Lawmakers from Mandera, Wajir, Garissa, Isiolo, Marsabit, and Turkana must move beyond sympathy and pursue strategic, sustained action:

  1. Push for a Special Security and Education Taskforce to design region-specific protection measures.
  2. Advocate for Permanent Security Infrastructure in Schools — police posts, safe housing, and lighting
  3. Enhance Budget Allocation and Development Equity for roads, power, and communication networks.
  4. Strengthen Local Teacher Recruitment and Training through scholarships and bursaries.
  5. Legislate Risk and Hardship Allowances for teachers in volatile areas.
  6. Establish Trauma Support and Counseling Centers for staff, students, and families.
  7. Champion Infrastructure and Economic Projects to reduce isolation and poverty.
  8. Promote Peace Education and Inter-Community Dialogue with faith leaders, elders, and NGOs
  9. Ensure Accountability in Security Spending so funds reach intended beneficiaries.
  10. Voice the Teachers’ Plight in Parliament to make attacks a national concern

The story of Mandera, Wajir, and Garissa is one of pain, persistence, and hope. Teachers have stood firm where others have fled, teaching through fear to keep the torch of learning alive.

But lasting peace and education cannot rest on teachers alone. Communities — parents, elders, youth, and leaders — must unite for a common cause. Schools cannot thrive if we treat only the symptoms and leave the disease to fester. Violence, poverty, and neglect are the disease; education, security, and development are the cure.

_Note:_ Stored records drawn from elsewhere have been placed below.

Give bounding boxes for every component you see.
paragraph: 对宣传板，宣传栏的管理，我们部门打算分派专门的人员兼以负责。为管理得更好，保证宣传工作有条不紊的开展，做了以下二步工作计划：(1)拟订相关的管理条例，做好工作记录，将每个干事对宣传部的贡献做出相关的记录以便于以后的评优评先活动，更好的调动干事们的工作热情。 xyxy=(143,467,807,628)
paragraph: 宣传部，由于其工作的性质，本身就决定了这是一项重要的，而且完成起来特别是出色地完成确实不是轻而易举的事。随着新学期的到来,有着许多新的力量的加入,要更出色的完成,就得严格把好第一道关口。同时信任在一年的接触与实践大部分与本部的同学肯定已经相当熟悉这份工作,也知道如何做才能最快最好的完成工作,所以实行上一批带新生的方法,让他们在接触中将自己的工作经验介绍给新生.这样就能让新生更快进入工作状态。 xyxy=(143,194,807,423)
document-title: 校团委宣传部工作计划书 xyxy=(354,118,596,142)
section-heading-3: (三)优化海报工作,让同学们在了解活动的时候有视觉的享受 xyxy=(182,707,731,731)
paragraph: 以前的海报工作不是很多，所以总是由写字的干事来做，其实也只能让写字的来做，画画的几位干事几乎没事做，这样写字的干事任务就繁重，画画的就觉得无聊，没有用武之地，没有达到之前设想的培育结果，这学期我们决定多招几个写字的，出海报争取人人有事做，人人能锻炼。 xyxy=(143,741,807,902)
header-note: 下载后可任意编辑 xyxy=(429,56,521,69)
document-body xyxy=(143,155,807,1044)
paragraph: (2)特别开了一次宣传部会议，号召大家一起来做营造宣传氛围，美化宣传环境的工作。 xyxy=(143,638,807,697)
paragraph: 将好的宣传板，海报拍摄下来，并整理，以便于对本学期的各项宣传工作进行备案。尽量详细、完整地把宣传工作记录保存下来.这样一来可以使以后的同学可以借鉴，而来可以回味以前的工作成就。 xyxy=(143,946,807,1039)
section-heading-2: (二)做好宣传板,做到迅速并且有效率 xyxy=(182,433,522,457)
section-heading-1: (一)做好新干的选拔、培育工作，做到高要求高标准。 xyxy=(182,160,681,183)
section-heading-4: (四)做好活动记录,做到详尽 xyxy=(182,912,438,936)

When northern Kenya raises — classrooms full, children learning, and roads secure — the sacrifices of those lost will not be forgotten. The pens and chalk they held stand as symbols of a nation that refused to let ignorance and fear win.

Old wounds can heal, but only if communities, educators, and leaders tackle root causes together. Unity is the path to a stronger, wiser, and more resilient Kenya — one where no teacher ever dies for daring to teach.